Ellemir annuì silenziosamente, non aveva pensato che la cosa potesse essere così complicata. Quelle donne avevano veramente una grande considerazione per la loro Sorellanza, tanto da proteggerla a spada tratta. Forse non erano delle svergognate, come la gente comune le rappresentava, Taksya aveva più rispetto per se stessa di quanto Ellemir avesse mai visto in nessuna altra donna. Il solo fatto che obbedissero solo a loro stesse e non al clan non era una colpa così grave.
Lei stessa, facendo il Giuramento da Custode, si era svincolata dal volere degli uomini della sua casata. Era stata altrettanto libera di agire quanto la donna che aveva di fronte ma, chissà perché, questa affermazione risuonò vuota nella sua mente.
L'arrivo di Grisella la distrasse dai suoi pensieri, era giunto il momento di partire. La vera fuga cominciava da quel momento. Doveva solo sperare che loro tre fossero più veloci dei loro inseguitori, se mai ce ne fossero sulle loro tracce.
«Bene,» commentò Grisella, dopo essere montata a cavallo, dando voce alle preoccupazioni di Ellemir. «Da adesso dovremo muoverci rapidamente.
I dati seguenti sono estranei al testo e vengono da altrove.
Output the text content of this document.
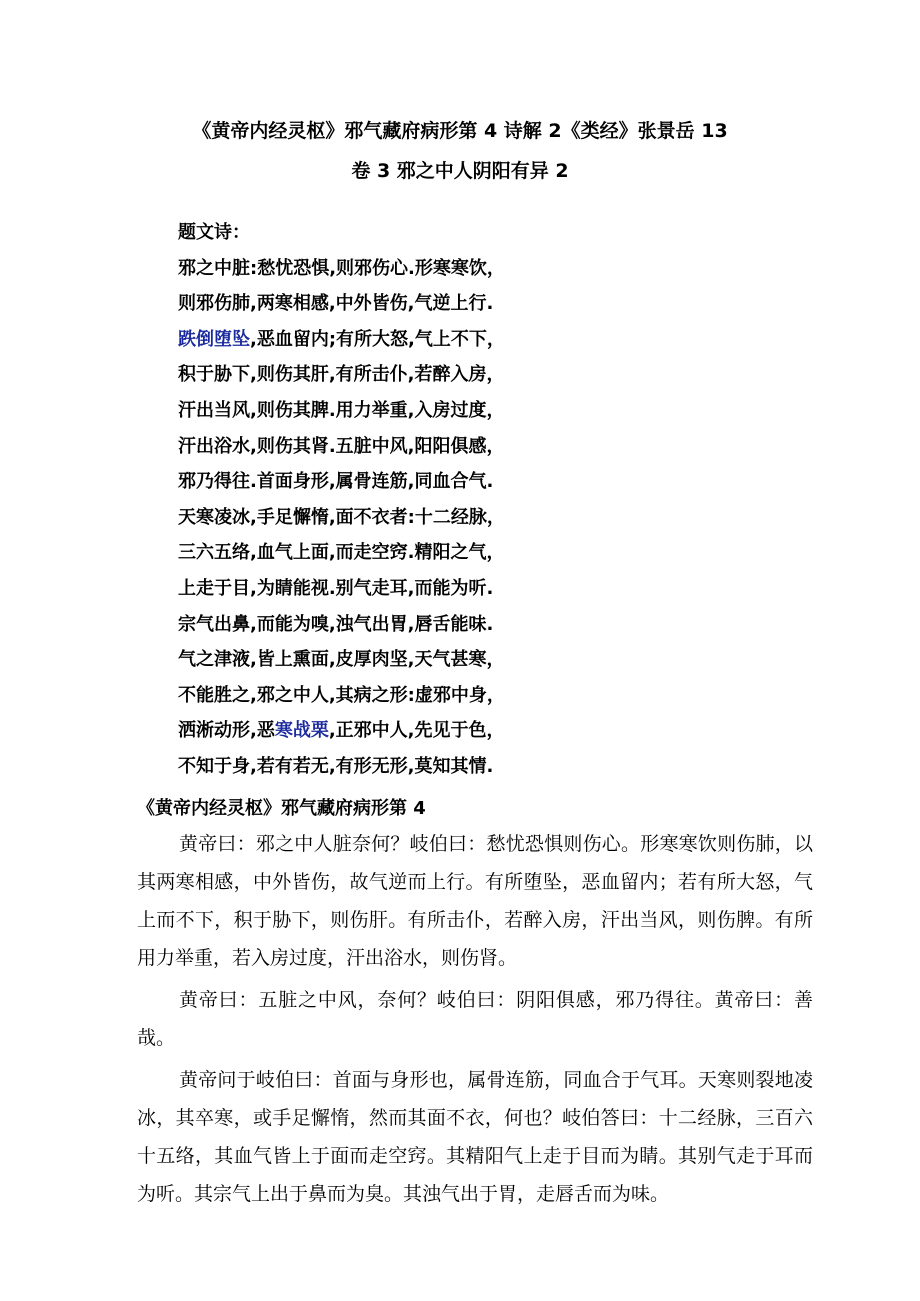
《黄帝内经灵枢》邪气藏府病形第 4 诗解 2《类经》张景岳 13
卷 3 邪之中人阴阳有异 2
题文诗：
邪之中脏:愁忧恐惧,则邪伤心.形寒寒饮，
则邪伤肺,两寒相感,中外皆伤,气逆上行.
跌倒堕坠,恶血留内;有所大怒,气上不下，
积于胁下,则伤其肝,有所击仆,若醉入房，
汗出当风,则伤其脾.用力举重,入房过度，
汗出浴水,则伤其肾.五脏中风,阳阳俱感，
邪乃得往.首面身形,属骨连筋,同血合气.
天寒凌冰,手足懈惰,面不衣者:十二经脉，
三六五络,血气上面,而走空窍.精阳之气，
上走于目,为睛能视.别气走耳,而能为听.
宗气出鼻,而能为嗅,浊气出胃,唇舌能味.
气之津液,皆上熏面,皮厚肉坚,天气甚寒，
不能胜之,邪之中人,其病之形:虚邪中身，
洒淅动形,恶寒战栗,正邪中人,先见于色，
不知于身,若有若无,有形无形,莫知其情.
《黄帝内经灵枢》邪气藏府病形第 4

黄帝曰：邪之中人脏奈何？岐伯曰：愁忧恐惧则伤心。形寒寒饮则伤肺，以其两寒相感，中外皆伤，故气逆而上行。有所堕坠，恶血留内；若有所大怒，气上而不下，积于胁下，则伤肝。有所击仆，若醉入房，汗出当风，则伤脾。有所用力举重，若入房过度，汗出浴水，则伤肾。

黄帝曰：五脏之中风，奈何？岐伯曰：阴阳俱感，邪乃得往。黄帝曰：善哉。

黄帝问于岐伯曰：首面与身形也，属骨连筋，同血合于气耳。天寒则裂地凌冰，其卒寒，或手足懈惰，然而其面不衣，何也？岐伯答曰：十二经脉，三百六十五络，其血气皆上于面而走空窍。其精阳气上走于目而为睛。其别气走于耳而为听。其宗气上出于鼻而为臭。其浊气出于胃，走唇舌而为味。
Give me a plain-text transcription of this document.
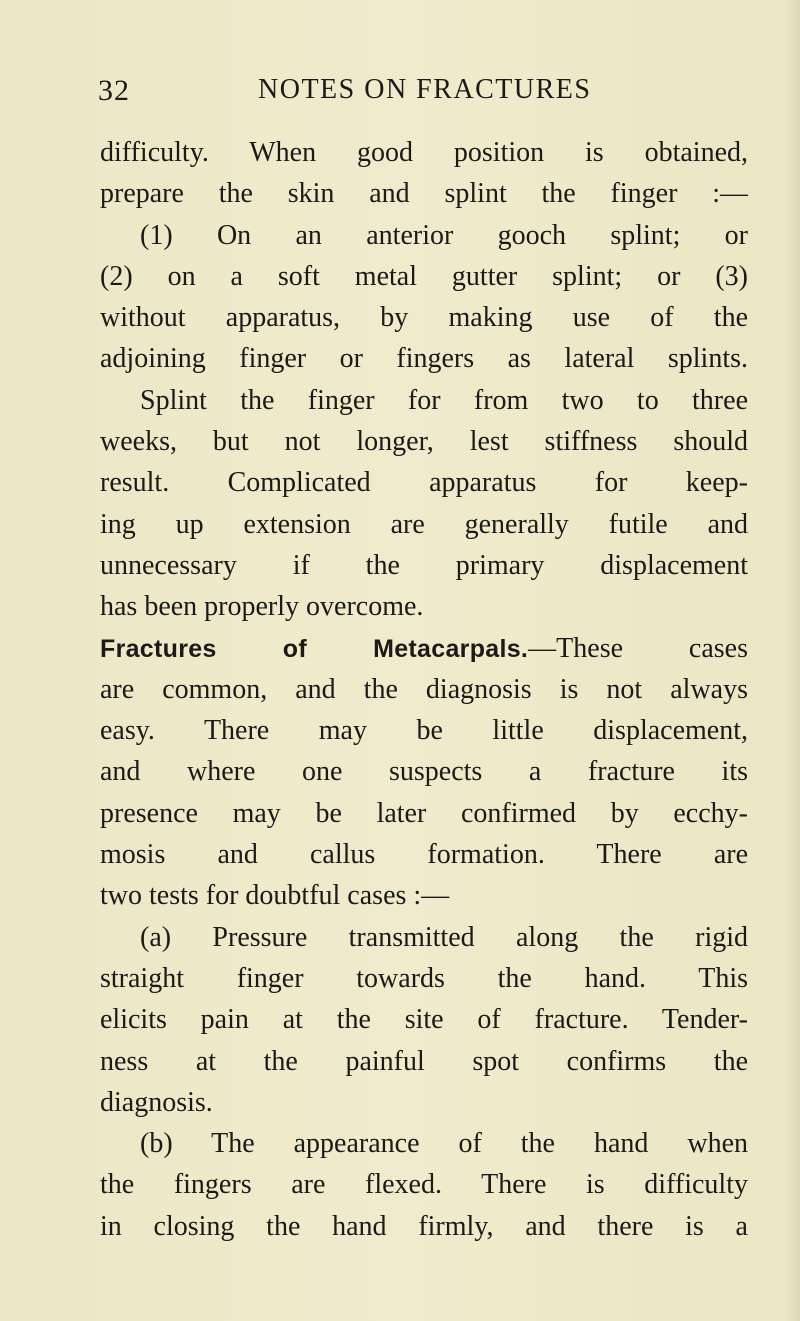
32	NOTES ON FRACTURES
difficulty. When good position is obtained,
prepare the skin and splint the finger :—
(1) On an anterior gooch splint; or
(2) on a soft metal gutter splint; or (3)
without apparatus, by making use of the
adjoining finger or fingers as lateral splints.
Splint the finger for from two to three
weeks, but not longer, lest stiffness should
result. Complicated apparatus for keep-
ing up extension are generally futile and
unnecessary if the primary displacement
has been properly overcome.
Fractures of Metacarpals.—These cases
are common, and the diagnosis is not always
easy. There may be little displacement,
and where one suspects a fracture its
presence may be later confirmed by ecchy-
mosis and callus formation. There are
two tests for doubtful cases :—
(a) Pressure transmitted along the rigid
straight finger towards the hand. This
elicits pain at the site of fracture. Tender-
ness at the painful spot confirms the
diagnosis.
(b) The appearance of the hand when
the fingers are flexed. There is difficulty
in closing the hand firmly, and there is a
Chiunque decida di seguirci dovrà essere costretto a mantenere il nostro ritmo, daremo del filo da torcere a chiunque!»
Taksya sospirò, poco convinta. «Se qualcuno vuole prenderci non ci correrà dietro,» commentò. «Lo troveremo ad attenderci nel punto a lui più favorevole.»
La visione della figura incappucciata riempì per un istante la mente di Ellemir. "Un avvertimento?" si chiese angosciata. "Vogliono farmi sapere che sanno dove sono, che loro non mi perderanno mai di vista?"
Taksya fissò Ellemir con occhio preoccupato. La donna non aveva fatto riferimento agli eventi di quella notte, probabilmente non si era neppure accorta della cosa. Il suo aspetto era però stanco, qualcosa continuava a tormentarla. Liberando la mente da tutti i problemi, Taksya si mise a capo della carovana, dando definitivamente il via alla marcia.
Partirono in silenzio e così avrebbero continuato fino alla prossima destinazione. Ci sarebbero voluti due, forse tre giorni per raggiungere il Passo, fino ad allora avrebbero fatto bene a guardarsi attentamente alle spalle. Ora il pericolo poteva giungere anche dai normali viaggiatori degli Hellers, chiunque poteva considerarsi autorizzato a dare una lezione a tre svergognate Amazzoni.